Within the setting of a hybrid system (regional hyperthermia applicator plus MR tomograph) MR images showing the actual patient position in the applicator can be used for therapy planning. However, the segmentation of MR images is a quite difficult task. An automatic pre-segmentation via thresholding is not possible because there is no specific range of gray values for bone. In some regions the contour of the pelvic bone is hard to detect. Currently the manual segmentation of the pelvic bone is the most time consuming part of the whole planning procedure. We propose the use of a statistical shape model for semi-automatic segmentation of the pelvic bone. From a set of training data, the typical shape of the pelvic bone and the most significant modes of variation are determined (training phase). This shape information can be subsequently used for the segmentation of new image data (segmentation phase).
Training phase: As a prerequisite for a statistical analysis a correspondence between different shapes must be established. In our model shapes are described by triangular surfaces. We have developed a new method for establishing correspondence by decomposing the surfaces into so-called surface patches, which must be topologically equivalent to a circular disk. The contours of the decomposition are aligned to contours with anatomical meaning or regions of high curvature. Corresponding patches from different bone surfaces are identified by mapping them onto a circular disk.
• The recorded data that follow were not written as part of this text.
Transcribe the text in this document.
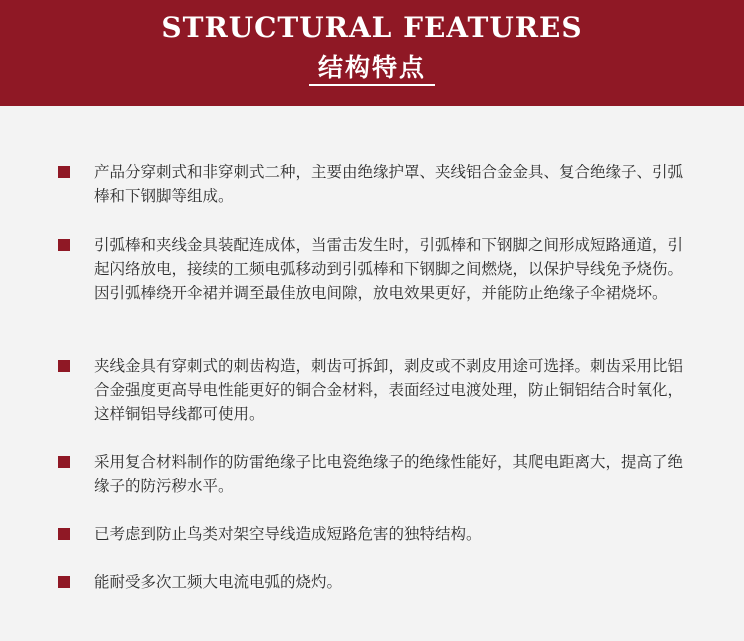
STRUCTURAL FEATURES
结构特点

产品分穿刺式和非穿刺式二种，主要由绝缘护罩、夹线铝合金金具、复合绝缘子、引弧棒和下钢脚等组成。

引弧棒和夹线金具装配连成体，当雷击发生时，引弧棒和下钢脚之间形成短路通道，引起闪络放电，接续的工频电弧移动到引弧棒和下钢脚之间燃烧，以保护导线免予烧伤。因引弧棒绕开伞裙并调至最佳放电间隙，放电效果更好，并能防止绝缘子伞裙烧坏。

夹线金具有穿刺式的刺齿构造，刺齿可拆卸，剥皮或不剥皮用途可选择。刺齿采用比铝合金强度更高导电性能更好的铜合金材料，表面经过电渡处理，防止铜铝结合时氧化，这样铜铝导线都可使用。

采用复合材料制作的防雷绝缘子比电瓷绝缘子的绝缘性能好，其爬电距离大，提高了绝缘子的防污秽水平。

已考虑到防止鸟类对架空导线造成短路危害的独特结构。

能耐受多次工频大电流电弧的烧灼。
Once the correspondence has been established, a statistical analysis is performed, resulting in a mean surface model and the most important modes of variation. \n Segmentation phase: Initially the mean surface model is placed in the new image data to be segmented. The gray value profiles along the surface normals are analyzed. From this a normal shift is determined for each surface point. The resulting surface deformation is projected into the space of ‘allowed’ surface variations as determined from the training set. This projection means a smoothing of the surface deformation field and assures the robustness of the segmentation method. The analysis of gray value profiles and the deformation of the model are repeated until convergence. Completeness of the model is essential for its success, i.e., the number of models in the training set must be large enough to describe all possible shape variations.
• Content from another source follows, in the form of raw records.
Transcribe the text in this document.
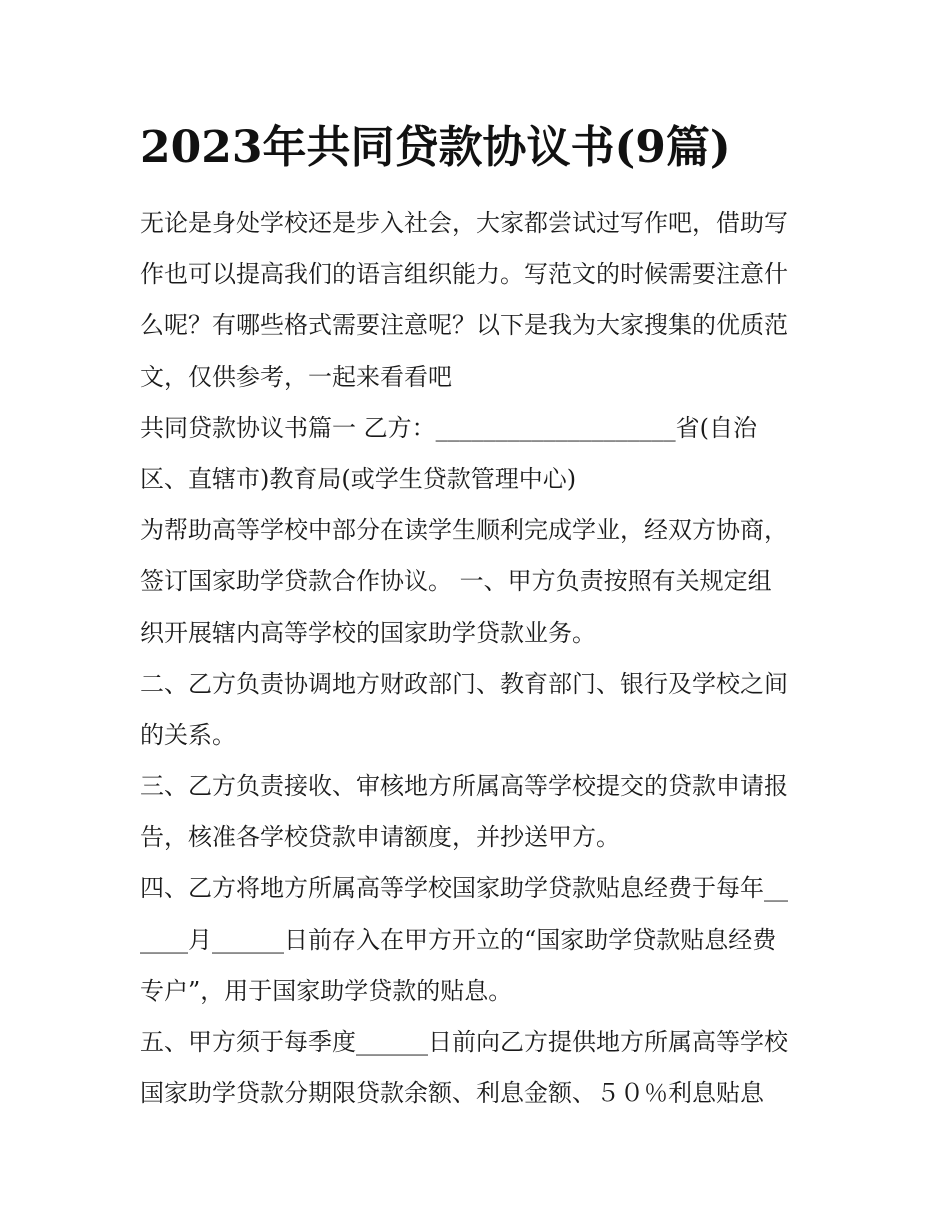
2023年共同贷款协议书(9篇)
无论是身处学校还是步入社会，大家都尝试过写作吧，借助写
作也可以提高我们的语言组织能力。写范文的时候需要注意什
么呢？有哪些格式需要注意呢？以下是我为大家搜集的优质范
文，仅供参考，一起来看看吧
共同贷款协议书篇一 乙方：____________________省(自治
区、直辖市)教育局(或学生贷款管理中心)
为帮助高等学校中部分在读学生顺利完成学业，经双方协商，
签订国家助学贷款合作协议。 一、甲方负责按照有关规定组
织开展辖内高等学校的国家助学贷款业务。
二、乙方负责协调地方财政部门、教育部门、银行及学校之间
的关系。
三、乙方负责接收、审核地方所属高等学校提交的贷款申请报
告，核准各学校贷款申请额度，并抄送甲方。
四、乙方将地方所属高等学校国家助学贷款贴息经费于每年__
____月______日前存入在甲方开立的“国家助学贷款贴息经费
专户”，用于国家助学贷款的贴息。
五、甲方须于每季度______日前向乙方提供地方所属高等学校
国家助学贷款分期限贷款余额、利息金额、５０％利息贴息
A shape model was created from a training set of CT scans of 10 male patients. The principal modes of variation as determined from this set can be well interpreted. For the segmentation phase a fixed gray value profile was used, based on assumptions about the gray values of bone and surrounding tissue. When the model was applied to image data from the training set (leave-it-in test), the original shape could be successfully reconstructed. However, application to new image data (leave-it-out test) was not successful, i.e., the training set is not complete.
We have generated a statistical shape model for the pelvic bone from a training set of 10 male patients. In future we want to extend the training set to 30 patients and create a training set for female patients as well. Then we want to establish a model for the gray value profiles in MR images and apply the model to MR data.